To answer your first question, the chem mods have said on other posts that you do not need to know how to find the molecular formula when given the name of a molecule. On exams, the molecular formula will be given.

Joshua Yang 1H
Posts: 22
Joined: Mon Jan 08, 2018 8:19 am

Re: HW 3.39

Postby Joshua Yang 1H » Sun May 20, 2018 2:28 am

Maya Khoury wrote:3.39 asks you to draw the lewis structures for (a) ammonium chloride, (b) potassium phosphide, and (c) sodium hyphoclorite

My first question is will we be expected to know the empirical formula for these on our own?
And secondly, for part a for example, why in the lewis structure does NH₄ have a positive charge and Cl have a negative charge? My friend said this has to do with it being an ionic bond and not a covalent bond.
Lastly, why for part b, does phosphorus have a 3- charge? and Potassium has a positive charge? (same type of question as above)

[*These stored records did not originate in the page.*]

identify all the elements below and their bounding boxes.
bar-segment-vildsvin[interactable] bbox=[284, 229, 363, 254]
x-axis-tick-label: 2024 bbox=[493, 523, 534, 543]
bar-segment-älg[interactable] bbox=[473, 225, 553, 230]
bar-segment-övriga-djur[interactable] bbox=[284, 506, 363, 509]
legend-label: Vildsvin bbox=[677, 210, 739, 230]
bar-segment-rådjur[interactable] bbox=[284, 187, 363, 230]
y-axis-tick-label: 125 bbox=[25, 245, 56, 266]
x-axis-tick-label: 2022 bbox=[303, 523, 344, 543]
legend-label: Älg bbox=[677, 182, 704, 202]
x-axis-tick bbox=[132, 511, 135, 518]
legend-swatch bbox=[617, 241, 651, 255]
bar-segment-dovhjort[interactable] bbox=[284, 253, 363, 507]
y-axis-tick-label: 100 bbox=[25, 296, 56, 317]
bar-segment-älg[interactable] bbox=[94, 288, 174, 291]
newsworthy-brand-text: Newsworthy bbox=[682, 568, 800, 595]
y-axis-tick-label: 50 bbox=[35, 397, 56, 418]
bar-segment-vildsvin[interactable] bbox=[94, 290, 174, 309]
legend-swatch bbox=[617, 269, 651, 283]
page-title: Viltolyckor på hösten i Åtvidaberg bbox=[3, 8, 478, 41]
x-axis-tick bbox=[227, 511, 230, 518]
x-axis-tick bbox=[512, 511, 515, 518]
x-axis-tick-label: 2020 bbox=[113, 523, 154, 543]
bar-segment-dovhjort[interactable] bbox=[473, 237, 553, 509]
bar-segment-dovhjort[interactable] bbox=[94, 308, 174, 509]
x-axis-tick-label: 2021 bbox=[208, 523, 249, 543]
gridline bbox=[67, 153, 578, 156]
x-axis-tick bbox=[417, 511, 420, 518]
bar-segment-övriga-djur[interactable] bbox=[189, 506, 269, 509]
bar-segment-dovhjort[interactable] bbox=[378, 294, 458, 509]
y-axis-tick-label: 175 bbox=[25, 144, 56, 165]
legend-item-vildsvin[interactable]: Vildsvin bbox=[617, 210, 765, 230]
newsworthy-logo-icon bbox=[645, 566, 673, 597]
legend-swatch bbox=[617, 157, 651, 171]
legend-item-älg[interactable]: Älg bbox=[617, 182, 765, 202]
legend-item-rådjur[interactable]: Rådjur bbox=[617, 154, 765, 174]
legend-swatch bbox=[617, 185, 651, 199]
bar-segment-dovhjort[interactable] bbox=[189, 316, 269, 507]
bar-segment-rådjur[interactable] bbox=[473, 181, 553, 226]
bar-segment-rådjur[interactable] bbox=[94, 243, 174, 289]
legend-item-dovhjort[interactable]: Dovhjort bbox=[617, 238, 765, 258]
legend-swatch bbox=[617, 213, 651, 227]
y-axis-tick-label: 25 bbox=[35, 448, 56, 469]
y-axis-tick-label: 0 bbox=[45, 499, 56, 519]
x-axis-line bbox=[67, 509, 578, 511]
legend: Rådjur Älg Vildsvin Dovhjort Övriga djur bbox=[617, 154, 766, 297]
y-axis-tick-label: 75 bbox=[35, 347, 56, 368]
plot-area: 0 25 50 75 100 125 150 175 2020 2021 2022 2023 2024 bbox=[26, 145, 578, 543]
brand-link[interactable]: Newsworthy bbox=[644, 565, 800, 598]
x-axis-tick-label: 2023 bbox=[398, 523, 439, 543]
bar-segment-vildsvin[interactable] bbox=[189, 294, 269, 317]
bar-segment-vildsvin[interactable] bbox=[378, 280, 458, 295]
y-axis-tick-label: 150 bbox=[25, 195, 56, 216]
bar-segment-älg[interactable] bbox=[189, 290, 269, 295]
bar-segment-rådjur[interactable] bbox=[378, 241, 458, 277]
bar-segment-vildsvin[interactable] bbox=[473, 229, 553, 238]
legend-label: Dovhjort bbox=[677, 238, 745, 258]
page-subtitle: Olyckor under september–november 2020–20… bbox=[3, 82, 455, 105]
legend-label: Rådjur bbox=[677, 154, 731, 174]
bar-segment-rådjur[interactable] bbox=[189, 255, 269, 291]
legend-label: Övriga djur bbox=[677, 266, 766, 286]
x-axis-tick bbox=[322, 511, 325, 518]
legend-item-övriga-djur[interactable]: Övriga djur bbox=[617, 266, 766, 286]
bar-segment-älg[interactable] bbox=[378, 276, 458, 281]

hope my questions make sense!


For NH4, if you calculate the Formal charge, you get overall +1 (from N), and also, a Chlorine atom in its natural state is usually found as an anion with -1 charge

Same goes for phosphorus and potassium. Phosphorus usually exists as a -3 anion, while potassium exists as a +1 cation. We can find this by looking at the location of the element on the periodic table, as most atoms try to fit with the octet rule.

Maya Khoury
Posts: 29
Joined: Fri Apr 06, 2018 11:03 am

Re: HW 3.39

Postby Maya Khoury » Sun May 27, 2018 9:38 pm

okay this makes a lot of sense! could someone explain how by looking at the periodic table you know what elements are generally anions or cations? and how can you tell if they're 1+ or 3+ for example?